The Bungadoo resident captured footage of the storm on his mobile phone before proceeding home.
Little did he know his car wouldn't make it all the way.
"I was driving along Wallaville-Goondoon Rd looking at the radar and could see it was all red," Mr Mendez said.
"I turned on to Short Cut Rd and a tree fell down across the road just behind me and I s*** myself," he said.
"There wasn't one part of road which wasn't covered in trees and debris I couldn't get my Pajero through and had to leave it and get Andrew who was home to collect me on the quad.
"It was pure wind that did all the damage."
Andrew Marland said the storm was wilder than normal and he had not seen anything like it in his time.
"A big tree knocked the shed over and tin went flying 15m up into another tree," Mr Marland said.
"It only lasted 30 seconds to one minute - but we knew it had happened when we woke up this morning and saw the destruction," he said.
He said the tin sheets became projectiles and he found himself ducking not knowing what else to expect.
"As a 6ft 4 man crouched down beside the barbeque I didn't feel overly safe when the tin was starting to come through - but I'm here to tell the tale."
Mr Mendez said he was most upset about damageto the trees on the 160-hectare property.
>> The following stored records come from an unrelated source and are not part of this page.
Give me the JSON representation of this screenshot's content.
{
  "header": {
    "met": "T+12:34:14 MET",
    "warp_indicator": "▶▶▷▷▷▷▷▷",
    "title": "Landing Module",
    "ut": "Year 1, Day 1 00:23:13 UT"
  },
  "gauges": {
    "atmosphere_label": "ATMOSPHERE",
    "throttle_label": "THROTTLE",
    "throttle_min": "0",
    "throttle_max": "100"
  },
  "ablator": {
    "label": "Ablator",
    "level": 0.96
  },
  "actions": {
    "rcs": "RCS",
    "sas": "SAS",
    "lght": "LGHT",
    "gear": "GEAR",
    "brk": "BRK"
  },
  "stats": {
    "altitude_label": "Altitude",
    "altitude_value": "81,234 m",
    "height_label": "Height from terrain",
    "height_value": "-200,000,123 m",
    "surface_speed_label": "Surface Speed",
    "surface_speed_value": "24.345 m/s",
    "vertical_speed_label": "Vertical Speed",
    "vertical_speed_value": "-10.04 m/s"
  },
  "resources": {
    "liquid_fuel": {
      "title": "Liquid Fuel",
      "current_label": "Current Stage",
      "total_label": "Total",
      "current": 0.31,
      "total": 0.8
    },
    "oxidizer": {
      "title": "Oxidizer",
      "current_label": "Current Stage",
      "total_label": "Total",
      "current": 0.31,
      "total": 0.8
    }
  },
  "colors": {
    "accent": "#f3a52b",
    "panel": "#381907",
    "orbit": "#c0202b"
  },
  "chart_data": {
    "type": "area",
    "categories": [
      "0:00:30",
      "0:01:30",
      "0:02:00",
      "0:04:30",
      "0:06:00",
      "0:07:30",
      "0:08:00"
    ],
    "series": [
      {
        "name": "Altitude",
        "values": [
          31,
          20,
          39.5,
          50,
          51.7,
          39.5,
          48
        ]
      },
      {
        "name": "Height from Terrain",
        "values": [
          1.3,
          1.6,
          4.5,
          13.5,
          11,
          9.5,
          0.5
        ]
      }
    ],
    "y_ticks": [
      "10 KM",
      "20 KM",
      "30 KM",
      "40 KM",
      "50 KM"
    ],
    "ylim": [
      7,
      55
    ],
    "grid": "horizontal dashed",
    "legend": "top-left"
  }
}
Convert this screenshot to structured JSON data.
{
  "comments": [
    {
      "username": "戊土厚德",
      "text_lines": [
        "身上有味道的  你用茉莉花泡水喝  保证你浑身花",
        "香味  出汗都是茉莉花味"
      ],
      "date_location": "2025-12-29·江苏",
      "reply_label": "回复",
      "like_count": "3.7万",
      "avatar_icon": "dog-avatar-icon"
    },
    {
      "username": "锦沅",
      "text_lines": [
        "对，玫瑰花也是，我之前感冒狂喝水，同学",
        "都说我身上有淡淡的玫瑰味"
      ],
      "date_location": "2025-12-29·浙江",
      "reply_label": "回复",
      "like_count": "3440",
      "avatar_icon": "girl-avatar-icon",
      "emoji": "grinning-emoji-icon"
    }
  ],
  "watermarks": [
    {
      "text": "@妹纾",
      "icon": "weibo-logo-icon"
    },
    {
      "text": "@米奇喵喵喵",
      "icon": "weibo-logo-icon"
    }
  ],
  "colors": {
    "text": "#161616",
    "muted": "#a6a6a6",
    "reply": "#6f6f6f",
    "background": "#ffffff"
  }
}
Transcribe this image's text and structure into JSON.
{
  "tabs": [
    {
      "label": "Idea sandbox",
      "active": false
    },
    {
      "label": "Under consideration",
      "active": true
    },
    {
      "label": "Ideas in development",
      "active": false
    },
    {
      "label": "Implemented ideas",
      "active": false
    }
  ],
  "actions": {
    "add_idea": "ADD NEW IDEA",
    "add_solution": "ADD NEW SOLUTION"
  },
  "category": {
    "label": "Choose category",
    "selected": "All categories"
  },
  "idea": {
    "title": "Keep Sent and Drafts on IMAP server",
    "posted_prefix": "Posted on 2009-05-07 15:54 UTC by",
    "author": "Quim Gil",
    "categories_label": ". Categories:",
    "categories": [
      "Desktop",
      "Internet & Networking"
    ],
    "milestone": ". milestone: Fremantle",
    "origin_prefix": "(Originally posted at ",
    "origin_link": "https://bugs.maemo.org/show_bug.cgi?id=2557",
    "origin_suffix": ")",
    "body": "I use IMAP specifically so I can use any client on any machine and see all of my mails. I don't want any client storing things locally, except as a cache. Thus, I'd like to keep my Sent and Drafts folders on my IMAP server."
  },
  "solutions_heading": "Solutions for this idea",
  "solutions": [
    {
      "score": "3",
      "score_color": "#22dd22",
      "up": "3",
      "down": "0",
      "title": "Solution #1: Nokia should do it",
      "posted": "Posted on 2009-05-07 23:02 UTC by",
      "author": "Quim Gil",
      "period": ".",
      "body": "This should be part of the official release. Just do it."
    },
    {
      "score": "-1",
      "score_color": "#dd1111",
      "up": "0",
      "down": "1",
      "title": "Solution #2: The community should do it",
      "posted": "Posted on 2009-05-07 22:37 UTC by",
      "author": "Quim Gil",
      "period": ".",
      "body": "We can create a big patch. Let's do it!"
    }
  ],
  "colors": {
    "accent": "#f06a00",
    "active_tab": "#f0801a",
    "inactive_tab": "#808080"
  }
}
"We had beautiful fig trees which were over 100 years old - so obviously this hasn't happened before," he said.
"As weird as it sounds I would have preferred to lose the house which is insured over the trees.
"We bought this property for the established trees and it only took a minute to take them from us."
After viewing the video captured by Mr Mendez, Bureau of Meteorology meteorologist David Grant said he could not say if it was a tornado or not.
"That video appears to show a suspicious cloud signature with that thunderstorm near Gin Gin, but unfortunately I could not conclusively say if it is a tornado," Mr Grant said.
"The damage photos did not give me any further evidence to suggest that a tornado occurred, but they did show that significant wind gusts were generated from the thunderstorm," he said.
Mr Grant said he suspected significant downdrafts from the thunderstorm caused the damage mainly because dry mid-level air was present in the atmosphere on Wednesday.
"(This) which can enhance the strength of downdrafts from thunderstorms," he said.
"There were numerous significant wind gusts recorded from thunderstorms across Queensland yesterday (Wednesday), including 115kmh at Kingaroy and 93kmh at Julia Creek, which also makes me think that the damage caused from this thunderstorm was the work of downdrafts and not a tornado."